No. Dei mille centri di aggregazione giovanile ho già parlato. A cui potrebbero aggiungersi task force di prevenzione sulle strade, una unità di analisi comportamentale composta da professionisti altamente specializzati, psichiatra, psicologo, criminologo, educatore, con il compito analizzare bullismi e delitti che hanno come protagonisti i minori; dovrebbe fare una sorta di “autopsia psicologica”, una fotografia delle loro anime, compiendo un viaggio a ritroso nella vita di questi ragazzi, che possa permettere di scrutare eventuali eventi traumatici subiti e che magari hanno a che fare con la violenza perpetrata. Anche da parte dei cosiddetti “idoli giovanili”, siano essi attori o cantanti, dovrebbe esserci la responsabilità di capire che rappresentano un modello per migliaia di ragazzi. Ecco che sarebbe opportuno che rappresentassero esempi di vita concreta e “non eroi di plastica” o modelli “maledetti” da imitare.

Tutti suggerimenti all’indirizzo della politica. Niente da dire all’indirizzo del ministro Meloni?
Nutro una speranza. Ovvero che lei, da giovane, sappia vestire i vestiti dei giovani, leggere quel che loro leggono, studiare dove loro studiano, mangiare quel che loro mangiano, ascoltare quel che loro ascoltano, vedere quel che loro vedono, diventare fibra di “Fabri Fibra” e magari anche amica del programma televisivo “Amici”. Vivere, insomma, la nostra età per trasmetterle nelle istituzioni.
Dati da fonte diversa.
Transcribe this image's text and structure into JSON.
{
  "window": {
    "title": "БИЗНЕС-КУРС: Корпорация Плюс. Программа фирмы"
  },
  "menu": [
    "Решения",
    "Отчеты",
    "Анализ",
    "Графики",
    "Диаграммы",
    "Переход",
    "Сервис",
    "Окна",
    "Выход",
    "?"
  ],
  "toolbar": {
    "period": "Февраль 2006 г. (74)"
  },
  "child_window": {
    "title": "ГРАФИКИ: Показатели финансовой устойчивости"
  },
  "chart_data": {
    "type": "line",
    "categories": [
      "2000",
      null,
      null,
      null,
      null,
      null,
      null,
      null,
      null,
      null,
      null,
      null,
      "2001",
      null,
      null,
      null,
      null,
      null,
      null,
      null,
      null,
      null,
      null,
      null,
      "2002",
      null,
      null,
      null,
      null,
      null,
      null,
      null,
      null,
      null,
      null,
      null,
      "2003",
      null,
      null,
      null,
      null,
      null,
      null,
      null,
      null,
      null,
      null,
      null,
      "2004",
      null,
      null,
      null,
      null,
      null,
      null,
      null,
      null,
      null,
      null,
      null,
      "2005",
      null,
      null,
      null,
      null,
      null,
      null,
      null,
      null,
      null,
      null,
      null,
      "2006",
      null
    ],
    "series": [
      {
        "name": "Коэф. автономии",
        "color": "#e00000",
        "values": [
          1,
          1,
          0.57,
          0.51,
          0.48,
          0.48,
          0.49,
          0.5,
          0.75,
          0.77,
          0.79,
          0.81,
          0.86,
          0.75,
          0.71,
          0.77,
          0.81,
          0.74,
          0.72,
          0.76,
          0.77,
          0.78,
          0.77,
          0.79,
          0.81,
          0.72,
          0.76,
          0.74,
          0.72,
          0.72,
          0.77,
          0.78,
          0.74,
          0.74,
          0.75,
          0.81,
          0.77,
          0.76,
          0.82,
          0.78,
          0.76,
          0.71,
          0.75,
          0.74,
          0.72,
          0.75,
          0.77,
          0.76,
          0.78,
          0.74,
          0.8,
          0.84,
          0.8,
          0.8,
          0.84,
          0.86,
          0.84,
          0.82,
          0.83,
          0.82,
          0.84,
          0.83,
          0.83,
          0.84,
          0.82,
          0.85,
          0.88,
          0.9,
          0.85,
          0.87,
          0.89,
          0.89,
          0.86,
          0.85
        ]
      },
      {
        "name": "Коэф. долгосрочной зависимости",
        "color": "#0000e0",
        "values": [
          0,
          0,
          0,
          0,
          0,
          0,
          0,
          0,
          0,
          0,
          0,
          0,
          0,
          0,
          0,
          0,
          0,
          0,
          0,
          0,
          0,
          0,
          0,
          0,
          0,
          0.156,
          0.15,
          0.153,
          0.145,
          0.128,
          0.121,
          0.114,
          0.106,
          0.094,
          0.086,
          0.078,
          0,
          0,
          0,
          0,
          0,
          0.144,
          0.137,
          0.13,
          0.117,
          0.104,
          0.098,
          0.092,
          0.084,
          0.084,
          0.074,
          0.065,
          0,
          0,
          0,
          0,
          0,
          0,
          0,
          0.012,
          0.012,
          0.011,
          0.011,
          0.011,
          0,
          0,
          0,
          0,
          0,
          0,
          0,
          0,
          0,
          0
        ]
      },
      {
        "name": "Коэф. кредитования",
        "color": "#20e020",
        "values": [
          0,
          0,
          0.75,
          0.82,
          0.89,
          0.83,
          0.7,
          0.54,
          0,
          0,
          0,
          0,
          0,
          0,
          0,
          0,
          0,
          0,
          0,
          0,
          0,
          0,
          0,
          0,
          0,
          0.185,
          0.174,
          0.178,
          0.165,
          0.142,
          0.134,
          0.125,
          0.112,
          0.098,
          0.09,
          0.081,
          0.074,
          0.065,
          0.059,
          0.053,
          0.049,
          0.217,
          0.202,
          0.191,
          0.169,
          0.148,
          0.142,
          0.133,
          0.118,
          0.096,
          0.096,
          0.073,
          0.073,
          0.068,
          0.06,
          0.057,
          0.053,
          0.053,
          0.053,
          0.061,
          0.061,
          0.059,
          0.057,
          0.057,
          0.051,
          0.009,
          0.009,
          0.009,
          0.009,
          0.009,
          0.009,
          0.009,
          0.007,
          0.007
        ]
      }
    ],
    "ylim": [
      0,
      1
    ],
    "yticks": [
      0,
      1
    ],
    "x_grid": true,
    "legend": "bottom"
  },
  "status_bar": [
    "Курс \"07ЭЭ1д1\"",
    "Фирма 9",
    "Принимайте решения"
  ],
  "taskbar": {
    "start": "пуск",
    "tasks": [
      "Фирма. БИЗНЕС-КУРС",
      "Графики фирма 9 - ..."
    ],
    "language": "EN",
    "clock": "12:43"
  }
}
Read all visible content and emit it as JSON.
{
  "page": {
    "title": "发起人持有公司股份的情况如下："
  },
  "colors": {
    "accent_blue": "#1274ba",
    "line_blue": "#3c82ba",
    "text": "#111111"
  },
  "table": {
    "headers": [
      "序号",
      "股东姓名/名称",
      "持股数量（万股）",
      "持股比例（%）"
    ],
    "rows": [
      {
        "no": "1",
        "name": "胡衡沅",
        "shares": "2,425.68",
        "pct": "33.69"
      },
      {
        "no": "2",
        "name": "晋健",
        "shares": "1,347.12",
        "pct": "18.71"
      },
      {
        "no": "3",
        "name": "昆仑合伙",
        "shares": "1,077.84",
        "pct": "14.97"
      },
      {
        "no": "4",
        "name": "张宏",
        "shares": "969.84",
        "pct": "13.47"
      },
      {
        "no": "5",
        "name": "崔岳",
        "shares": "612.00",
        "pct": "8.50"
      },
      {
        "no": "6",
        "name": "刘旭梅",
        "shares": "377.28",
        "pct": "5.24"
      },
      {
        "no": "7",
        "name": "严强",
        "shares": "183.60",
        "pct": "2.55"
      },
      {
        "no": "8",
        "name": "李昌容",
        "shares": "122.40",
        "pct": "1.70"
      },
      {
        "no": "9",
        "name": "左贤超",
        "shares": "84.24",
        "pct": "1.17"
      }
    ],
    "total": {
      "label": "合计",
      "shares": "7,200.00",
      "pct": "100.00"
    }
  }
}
Quest’ultima tornata elettorale ha inserito un discreto numero di volti nuovi, qualcuno anche giovane, in Parlamento.
Sono molto contento della loro presenza. Con alcuni di loro sono in contatto, anche se ancora non li conosco personalmente.
 

Scelte di merito o di opportunità?
Siamo in piena emergenza educativa: in questo momento storico poco importa il motivo per il quale sono in Parlamento. L’importante è che ci siano e che ci sappiano rappresentare.